В самый темный час. Как рождается жестокость? - страница 2

Шрифт
Интервал


Безразличие и раздражение, появляющееся тогда, когда кто-то указывает на это безразличие, можно проверить на многих интеллектуальных Уровнях. Наиболее очевидным экспериментом будет прямо сказать собеседнику о том, что он заметил с самого начала разговора, а именно о том, что ты еврей. За этим обычно следует небольшая смущенная пауза, а затем идет – нет, не личный вопрос вроде «куда Вы отправились, уехав из Германии?» или знак симпатии, вроде «что произошло с Вашей семьей?», а поток историй о том, как страдали немцы (вполне достоверный, конечно, но неуместный). И если объект этого маленького эксперимента оказывается достаточно образован и умен, он далее обрисует соотношение между страданиями немцев и страданиями других, следствием чего является то, что одно уравновешивает другое, и мы вполне можем перейти к более многообещающей теме для беседы. Столь же уклончивой является обычная реакция на вид развалин. Когда какая-то открытая реакция вообще есть, она заключатся во вздохе, за которым следует наполовину риторический, наполовину тоскливый вопрос: «Почему человечество должно всегда вести войны?» Средний немец ищет причины прошлой войны не в действиях нацистского режима, а в событиях, приведших к изгнанию Адама и Евы из рая.

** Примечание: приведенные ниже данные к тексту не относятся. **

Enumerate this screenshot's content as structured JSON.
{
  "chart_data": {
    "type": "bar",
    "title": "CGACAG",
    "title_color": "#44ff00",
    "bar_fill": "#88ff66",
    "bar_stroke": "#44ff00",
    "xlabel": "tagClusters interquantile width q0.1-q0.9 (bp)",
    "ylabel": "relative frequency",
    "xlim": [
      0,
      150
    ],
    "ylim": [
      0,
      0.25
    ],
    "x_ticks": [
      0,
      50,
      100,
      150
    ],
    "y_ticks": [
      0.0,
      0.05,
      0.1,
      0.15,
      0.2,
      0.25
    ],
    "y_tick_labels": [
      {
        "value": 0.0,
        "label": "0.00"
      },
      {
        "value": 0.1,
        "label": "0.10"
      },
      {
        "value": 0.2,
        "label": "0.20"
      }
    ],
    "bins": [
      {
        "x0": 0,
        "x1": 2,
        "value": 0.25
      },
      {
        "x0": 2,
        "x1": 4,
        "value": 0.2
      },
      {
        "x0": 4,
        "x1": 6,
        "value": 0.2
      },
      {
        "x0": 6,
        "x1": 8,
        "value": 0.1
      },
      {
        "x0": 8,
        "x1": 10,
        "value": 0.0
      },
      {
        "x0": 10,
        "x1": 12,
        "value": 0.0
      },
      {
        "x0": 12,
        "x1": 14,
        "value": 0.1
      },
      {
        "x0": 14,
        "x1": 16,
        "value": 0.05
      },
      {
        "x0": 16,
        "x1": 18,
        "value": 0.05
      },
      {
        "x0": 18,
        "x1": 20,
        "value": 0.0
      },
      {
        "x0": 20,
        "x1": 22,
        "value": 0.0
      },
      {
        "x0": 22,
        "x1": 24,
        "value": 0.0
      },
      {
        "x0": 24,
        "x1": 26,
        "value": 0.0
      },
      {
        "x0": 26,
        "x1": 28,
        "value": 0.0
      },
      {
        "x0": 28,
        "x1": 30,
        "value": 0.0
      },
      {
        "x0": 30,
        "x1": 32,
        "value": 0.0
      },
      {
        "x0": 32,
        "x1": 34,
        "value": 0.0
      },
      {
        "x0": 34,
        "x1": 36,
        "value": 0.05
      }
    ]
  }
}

Такое бегство от реальности есть, конечно, также и бегство от ответственности. В этом немцы не одиноки; все народы Западной Европы сформировали привычку обвинять в своих несчастьях некую внешнюю силу: сегодня это может быть Америка и Атлантический пакт, завтра последствия нацистской оккупации и каждый день недели история в целом. Но эта позиция более выражена в Германии, где искушению винить оккупационные силы во всем трудно противостоять: в британской зоне во всем винят страх британцев перед конкуренцией со стороны Германии, во французской – французский национализм, а в американской зоне, где ситуация лучше во всех отношениях, – незнание американцами европейского менталитета. Эти жалобы совершенно естественны, и все они содержат зерно истины; но за ними кроется упрямое нежелание использовать многие возможности, предоставляемые инициативе немцев. Это, возможно, наиболее отчетливо проявляется в немецких газетах, которые выражают все свои убеждения в тщательно культивируемом стиле Schadenfreude, ехидной радости от разрушения. Это выглядит так, как будто бы немцы, лишенные возможности править миром, впали в любовь к бессилию как таковому и сейчас находят удовольствие в созерцании напряженности на международной арене и неизбежных ошибок в деле управления, независимо от возможных последствий для них самих. Страх перед русской агрессией не всегда приводит к недвусмысленно проамериканской позиции, но часто ведет к решительной нейтральности, как если бы занимать ту или иную сторону в конфликте было бы столь же абсурдным, как становиться на ту или иную сторону во время землетрясения. Осознание того, что нейтральность не изменит чьей-либо участи, в свою очередь не позволяет преобразовать это настроение в какую-то рациональную политику, и само настроение, в силу самой его иррациональности, становится еще более горьким.